La storia di questi referendum sull'acqua pubblica è una storia esemplare, che racconta la maturità della società civile. Due anni fa improvvisamente si diffuse un allarme: in Parlamento avevano votato la privatizzazione dell'acqua. Fu uno schiaffo, per tantissime persone. Proprio quelle più sensibili, che si impegnavano quotidianamente per il destino di questo paese, che si sentivano coinvolte e attente, proprio loro si erano distratte, e in parlamento era passata una decisione importantissima, che minava il senso stesso della politica, dell'azione pubblica, della tutela delle risorse e dei diritti.
Lo scoramento fu profondo ma breve. La reazione arrivò in un immediato mobilitarsi di comitati per ottenere il referendum. Arrivarono circa un milione e mezzo di firme, un'enormità e, spero non me ne vogliano i protagonisti di quella raccolta, che pure richiese tanto tempo ed energia, arrivarono con una relativa facilità.

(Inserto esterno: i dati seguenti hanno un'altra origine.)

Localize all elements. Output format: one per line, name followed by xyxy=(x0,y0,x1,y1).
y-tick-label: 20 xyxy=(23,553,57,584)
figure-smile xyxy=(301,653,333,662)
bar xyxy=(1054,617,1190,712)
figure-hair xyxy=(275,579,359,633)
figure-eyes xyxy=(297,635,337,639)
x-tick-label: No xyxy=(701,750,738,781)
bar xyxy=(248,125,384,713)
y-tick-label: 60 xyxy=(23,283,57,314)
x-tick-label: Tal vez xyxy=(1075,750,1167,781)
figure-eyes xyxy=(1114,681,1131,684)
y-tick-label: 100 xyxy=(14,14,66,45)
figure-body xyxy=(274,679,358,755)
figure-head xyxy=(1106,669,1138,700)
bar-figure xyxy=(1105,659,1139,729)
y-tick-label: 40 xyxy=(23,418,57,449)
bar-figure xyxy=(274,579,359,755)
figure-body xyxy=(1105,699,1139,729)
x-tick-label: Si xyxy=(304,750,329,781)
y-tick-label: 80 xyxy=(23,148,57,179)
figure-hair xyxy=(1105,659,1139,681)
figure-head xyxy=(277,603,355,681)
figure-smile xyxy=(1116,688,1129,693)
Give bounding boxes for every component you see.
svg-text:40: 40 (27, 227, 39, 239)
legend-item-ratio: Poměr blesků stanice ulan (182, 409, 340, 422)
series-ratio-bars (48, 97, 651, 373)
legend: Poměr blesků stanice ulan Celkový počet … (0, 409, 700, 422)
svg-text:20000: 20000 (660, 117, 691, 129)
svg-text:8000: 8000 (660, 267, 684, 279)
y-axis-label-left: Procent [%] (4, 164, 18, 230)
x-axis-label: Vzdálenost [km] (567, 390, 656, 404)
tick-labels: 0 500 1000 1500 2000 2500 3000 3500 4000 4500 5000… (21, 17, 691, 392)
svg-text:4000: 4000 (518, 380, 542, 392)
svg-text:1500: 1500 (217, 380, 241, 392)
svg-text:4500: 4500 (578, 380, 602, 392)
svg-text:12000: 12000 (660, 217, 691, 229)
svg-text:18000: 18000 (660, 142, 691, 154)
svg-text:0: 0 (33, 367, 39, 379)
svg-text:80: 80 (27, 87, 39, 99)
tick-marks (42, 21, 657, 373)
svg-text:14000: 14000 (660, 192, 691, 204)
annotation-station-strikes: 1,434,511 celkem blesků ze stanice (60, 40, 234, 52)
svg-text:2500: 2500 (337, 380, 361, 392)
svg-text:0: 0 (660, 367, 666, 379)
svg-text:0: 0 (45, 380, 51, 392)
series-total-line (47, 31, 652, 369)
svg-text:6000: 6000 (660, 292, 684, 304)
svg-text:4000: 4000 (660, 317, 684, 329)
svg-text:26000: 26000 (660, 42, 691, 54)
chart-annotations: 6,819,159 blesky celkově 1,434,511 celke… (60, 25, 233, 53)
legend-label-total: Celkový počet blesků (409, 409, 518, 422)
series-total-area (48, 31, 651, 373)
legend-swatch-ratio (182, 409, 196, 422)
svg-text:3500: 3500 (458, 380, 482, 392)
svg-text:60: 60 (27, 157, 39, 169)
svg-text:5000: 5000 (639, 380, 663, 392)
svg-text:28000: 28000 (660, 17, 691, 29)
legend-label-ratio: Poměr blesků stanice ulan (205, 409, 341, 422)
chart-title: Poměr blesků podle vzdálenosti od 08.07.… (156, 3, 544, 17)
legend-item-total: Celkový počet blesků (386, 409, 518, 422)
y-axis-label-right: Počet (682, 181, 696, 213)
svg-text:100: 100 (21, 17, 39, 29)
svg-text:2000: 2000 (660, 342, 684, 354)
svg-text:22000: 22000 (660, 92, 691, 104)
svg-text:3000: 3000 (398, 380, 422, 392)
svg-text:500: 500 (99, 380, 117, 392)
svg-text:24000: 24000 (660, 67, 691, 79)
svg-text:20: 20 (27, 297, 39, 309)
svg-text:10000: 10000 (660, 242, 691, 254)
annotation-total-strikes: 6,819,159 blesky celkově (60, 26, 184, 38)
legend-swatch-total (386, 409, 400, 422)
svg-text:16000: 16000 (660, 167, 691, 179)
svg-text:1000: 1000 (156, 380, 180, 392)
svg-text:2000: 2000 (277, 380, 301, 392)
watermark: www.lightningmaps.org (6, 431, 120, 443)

La società civile si è sostituita così alla politica dei professionisti. C'è uno slogan che gira da qualche anno su Internet: "I professionisti hanno costruito il Titanic, i dilettanti hanno costruito l'Arca di Noè". È un bel riassunto. I professionisti ci hanno impacchettato il decreto Ronchi; i dilettanti ci stanno consegnando uno strumento efficace per rimediare a quello che si configura come un errore politico, sociale ed economico.
Bisogna dire "sì" a entrambi i referendum, perché la gestione delle risorse comuni deve stare nelle mani del pubblico. Ce lo ripetono da più di quarant'anni, da quando Garrett Hardin pubblicò "The tragedy of the commons": le risorse comuni, quelle che sono indispensabili alla vita, non devono stare in relazione con il profitto, devono essere gestite a livello partecipato e condiviso. Certo che ci vogliono le regole. Ma non possono essere quelle del mercato. Qualcuno sostiene che senza i privati non ci sono soldi da investire per rendere efficienti gli acquedotti pubblici. Come se i privati fossero accolite di mecenati che donano i loro averi per il bene collettivo senza chiedere nulla in cambio. E come se il denaro da investire non fosse una questione di scelte: i nostri professionisti della politica hanno scelto di farci votare prima per le amministrative, poi per i referendum. Costo 350 milioni di euro. Quindi i soldi li abbiamo. Quanti acquedotti sistemavamo con 350 milioni di euro?
Qui si stanno confrontando due visioni completamente differenti. Da un lato quella di chi ritiene che nessuno debba avere nelle sue mani l'incommensurabile potere di vendere agli altri quello che è indispensabile alla loro stessa sopravvivenza, di chi ritiene che le risorse comuni vadano gestite e controllate dal basso, e di chi ha appena dato prova di saper gestire e controllare dal basso con competenza e lungimiranza. Dall'altro lato la visione di chi respira corto, ragiona solo in termini di profitto e di accordi tra individui, non riflette sui tessuti culturali e sociali impattati dalle norme.
Se questo referendum non dovesse raggiungere il quorum (e per raggiungerlo occorre che nessuno dei 25.332.487 voti necessari manchi) avremo perso, in Italia, una battaglia fondamentale.
Occorre dunque andare a votare, e far vincere i "sì": per le ragioni dette finora e per un'altra, non meno importante. La politica dei professionisti ha bisogno di una lezione di democrazia: ha bisogno che i cittadini le ricordino che è lì per servire loro, e non il mercato. Votiamo "sì" per il bene comune.